Jarosław Krawczyk z serwisu Otodom zaznacza, że
„w tym momencie nie widać załamania na rynku mieszkaniowym, który radzi sobie o wiele lepiej niż rynek powierzchni handlowej, czy nawet biurowej. Rzeczywistość nie rysuje się jednak w aż tak jasnych barwach. Przed nami przecież jesień i zima, a więc czas, kiedy pandemia może powrócić ze wzmożoną siłą. Jeśli tak miałoby się zdarzyć, to można zakładać, iż banki przykręcą kurek z kredytami hipotecznymi, a to zapewne wpłynie na niższy popyt i w konsekwencji będzie wywierać presję na obniżkę cen mieszkań”.
Negocjacje są w cenie
To o ile można obniżyć wyjściową cenę mieszkania z rynku pierwotnego, oddaje różnica między ceną ofertową a ceną ostateczną, tzn. transakcyjną. Na koniec czerwca 2020 roku te różnice są dość wyraźne. Zwłaszcza w Warszawie (1 279 zł), Krakowie (1 076 zł) oraz w Gdańsku (1 070 zł). We Wrocławiu i Poznaniu różnice były niższe, odpowiednio 611 zł oraz 312 zł. Zdecydowanie, warto więc negocjować z deweloperami. Biorąc pod uwagę cały metraż mieszkania wynoszący np. 50 mkw. różnica na poziomie 312 zł, przekłada się na całkowitą kwotę 15 600 zł. W przypadku Warszawy dla lokalu o takim samym metrażu różnica między ceną ofertową a transakcyjną wynosi już 63 950 zł.

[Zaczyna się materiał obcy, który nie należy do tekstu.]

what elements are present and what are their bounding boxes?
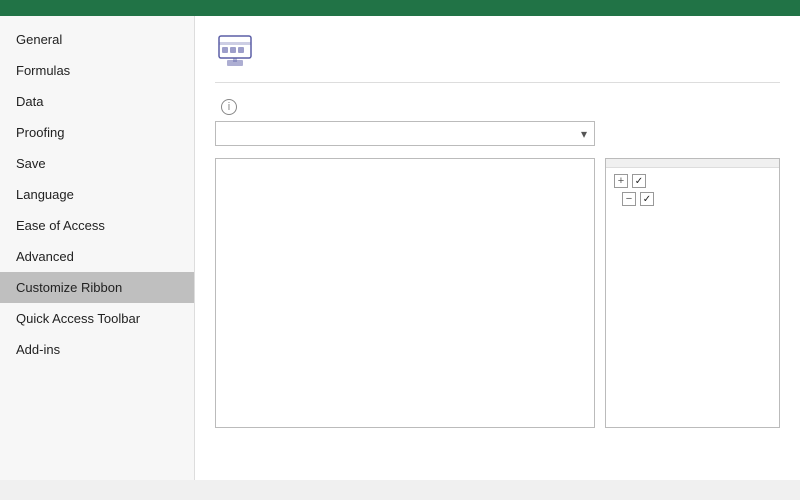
columns-area: + ✓ − ✓ xyxy=(215,158,780,428)
right-panel: + ✓ − ✓ xyxy=(605,158,780,428)
tree-checkbox-2[interactable]: ✓ xyxy=(640,192,654,206)
sidebar-item-language[interactable]: Language xyxy=(0,179,194,210)
sidebar-item-save[interactable]: Save xyxy=(0,148,194,179)
sidebar: GeneralFormulasDataProofingSaveLanguageE… xyxy=(0,16,195,480)
title-bar xyxy=(0,0,800,16)
right-panel-header xyxy=(606,159,779,168)
sidebar-item-quick-access-toolbar[interactable]: Quick Access Toolbar xyxy=(0,303,194,334)
section-header xyxy=(215,32,780,83)
tree-item-1: + ✓ xyxy=(610,172,775,190)
commands-dropdown[interactable] xyxy=(215,121,595,146)
sidebar-item-ease-of-access[interactable]: Ease of Access xyxy=(0,210,194,241)
commands-list-container[interactable] xyxy=(215,158,595,428)
sidebar-item-customize-ribbon[interactable]: Customize Ribbon xyxy=(0,272,194,303)
dialog-body: GeneralFormulasDataProofingSaveLanguageE… xyxy=(0,16,800,480)
dropdown-row xyxy=(215,121,780,146)
commands-dropdown-wrapper xyxy=(215,121,595,146)
right-panel-tree: + ✓ − ✓ xyxy=(606,168,779,212)
tree-expand-minus[interactable]: − xyxy=(622,192,636,206)
ribbon-icon xyxy=(215,32,255,72)
sidebar-item-proofing[interactable]: Proofing xyxy=(0,117,194,148)
main-content: i + ✓ xyxy=(195,16,800,480)
sidebar-item-data[interactable]: Data xyxy=(0,86,194,117)
sidebar-item-formulas[interactable]: Formulas xyxy=(0,55,194,86)
tree-item-2: − ✓ xyxy=(618,190,775,208)
tree-checkbox-1[interactable]: ✓ xyxy=(632,174,646,188)
sidebar-item-general[interactable]: General xyxy=(0,24,194,55)
sidebar-item-advanced[interactable]: Advanced xyxy=(0,241,194,272)
sidebar-item-add-ins[interactable]: Add-ins xyxy=(0,334,194,365)
tree-expand-plus[interactable]: + xyxy=(614,174,628,188)
info-icon[interactable]: i xyxy=(221,99,237,115)
choose-commands-row: i xyxy=(215,99,780,115)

Różnica pomiędzy ceną ofertową transakcyjną nowych mieszkań
Różnica (zł/mkw.) | |||||
Kwartał | Warszawa | Kraków | Wrocław | Poznań | Gdańsk |
III 2006 | 268 | - 795 | 1 539 | 1 149 | 1 510 |
II 2007 | 477 | 273 | 1 005 | 117 | 862 |
II 2008 | 689 | 7 | 950 | 268 | 769 |
II 2009 | 2 398 | 453 | - 2 | 949 | 968 |
II 2010 | 577 | 639 | 152 | - 45 | 52 |
II 2011 | 869 | 127 | 332 | - 207 | - 31 |
II 2012 | 1 080 | 466 | 659 | 178 | 753 |
II 2013 | 1 062 | - 33 | 367 | 337 | 721 |
II 2014 | 608 | 262 | 232 | 444 | 255 |
II 2015 | 362 | 824 | 9 | 317 | 922 |
II 2016 | 66 | 327 | - 17 | 160 | 396 |
II 2017 | 57 | 163 | 147 | 174 | 275 |
II 2018 | 428 | 124 | 369 | 131 | 878 |
II 2019 | 658 | 218 | 201 | 153 | 744 |
II 2020 | 1 279 | 1 076 | 611 | 312 | 1 070 |
Odwrócona rzeczywistość
Co ciekawe, cena ofertowa nie zawsze musi być wyższa od transakcyjnej, zdarzają się również odwrotne sytuacje. Tak było na przykład w Krakowie w III kwartale 2006 roku, kiedy to średnia cena ofertowa wynosiła 6 021 zł/mkw., a średnia cena transakcyjna zatrzymała się na pułapie 6 816 zł. Należy jednak zaznaczyć, że był to początek bańki cenowej na rynku mieszkaniowym, kiedy to u deweloperów ustawiały się kolejki chętnych po mieszkania, a na rynku kwitł drugi obieg nieformalnego obrotu samymi rezerwacjami mieszkań. Pęd po mieszkania wywindował ceny w mieszkaniówce do niebotycznych, jak na ówczesne realia poziomów. Poziomy te zostały przekroczone w większości miast dopiero na przełomie 2019 i 2020 roku. Warto również dodać, że w połowie pierwszej dekady XXI wieku, najwięcej za mieszkanie w Polsce nie płaciło się w Warszawie, ale właśnie w grodzie Kraka.